As in the rest of Latin American countries, in Uruguay, the “problem of land” has been a foundational issue since the struggles for independence and the creation of our National States.
Artigas represents the radical expression of the Latin American Revolution and his 1815 Regulation represents the recognition of the key importance of land for those who work.
Written in Paysandu department, on the coast of Uruguay River and Hervidero Stream, the Regulation came into force on September 10, 1815.
Lands granted by the Spanish Crown to “bad Europeans” and “worse Americans” who received them by fighting against patriots from 1810 and 1815 were now being distributed.
As far as the beneficiaries of the Regulation, the social justice inspiration and redemption is seen in “let the most unfortunate be the most privileged”. Who were the “most unfortunate”? According to the Regulation: free zambos and black people; poor Creole and indigenous people, as well as poor widows with children.
The scope of this Regulation was celebrated with a seminar at the Legislative Building that gathered 500 settlers who occupy lands belonging to the National Colonization Institute (NCI).
The seminar included the views of historians, NCI authorities, legislators, settlers and social organizations, among them the central workers union Pit-Cnt and REDES-Friends of the Earth Uruguay.
Karin Nansen, member of this environmental organization, pointed out during her presentation that the legacy of the Regulation is seen today in the NCI, which represents a possibility of access for family farmers and rural workers.

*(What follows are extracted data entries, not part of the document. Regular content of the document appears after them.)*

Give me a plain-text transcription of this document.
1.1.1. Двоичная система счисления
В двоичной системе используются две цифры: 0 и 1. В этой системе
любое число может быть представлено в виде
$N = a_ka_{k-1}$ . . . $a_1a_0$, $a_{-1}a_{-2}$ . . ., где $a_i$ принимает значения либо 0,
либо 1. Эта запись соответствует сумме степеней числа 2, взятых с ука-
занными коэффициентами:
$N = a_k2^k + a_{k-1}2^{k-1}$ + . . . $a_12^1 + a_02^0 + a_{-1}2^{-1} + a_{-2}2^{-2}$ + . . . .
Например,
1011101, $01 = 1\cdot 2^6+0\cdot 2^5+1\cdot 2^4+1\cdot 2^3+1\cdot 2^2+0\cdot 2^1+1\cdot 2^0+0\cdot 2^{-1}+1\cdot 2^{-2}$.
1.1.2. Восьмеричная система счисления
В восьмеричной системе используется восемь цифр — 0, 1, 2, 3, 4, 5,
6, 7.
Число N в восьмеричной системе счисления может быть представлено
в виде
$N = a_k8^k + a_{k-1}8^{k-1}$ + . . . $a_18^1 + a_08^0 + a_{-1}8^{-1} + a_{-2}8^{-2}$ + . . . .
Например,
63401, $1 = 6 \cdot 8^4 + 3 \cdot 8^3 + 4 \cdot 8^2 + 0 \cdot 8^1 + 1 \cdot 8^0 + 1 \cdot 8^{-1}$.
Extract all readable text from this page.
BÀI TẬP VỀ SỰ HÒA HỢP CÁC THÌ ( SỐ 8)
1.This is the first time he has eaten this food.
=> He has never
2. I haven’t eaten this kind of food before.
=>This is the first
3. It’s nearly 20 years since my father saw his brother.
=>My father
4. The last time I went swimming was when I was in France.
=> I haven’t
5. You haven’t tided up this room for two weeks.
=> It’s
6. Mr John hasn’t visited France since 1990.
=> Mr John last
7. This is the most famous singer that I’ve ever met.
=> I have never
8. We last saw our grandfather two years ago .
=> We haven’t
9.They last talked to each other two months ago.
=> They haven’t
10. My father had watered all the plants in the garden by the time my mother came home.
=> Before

And she highlighted the decision to acquire more lands with these purposes.
She especially made reference to the co-ownership of lands, providing equal opportunities for men and women on decisions about how and what to produce in these lands, as an example of differentiated and gender policies.
The Vice-Chair of environmental federation Friends of the Earth also said that the collective use of lands and the role of the State in their control and management is a fundamental pillar in the path towards food sovereignty as part of the sovereignty of the peoples.
“As proven with the 2007-2008 crisis, the peoples that are not sovereign in the production of food and do not control their resources are much more vulnerable to food crises”, said Nansen.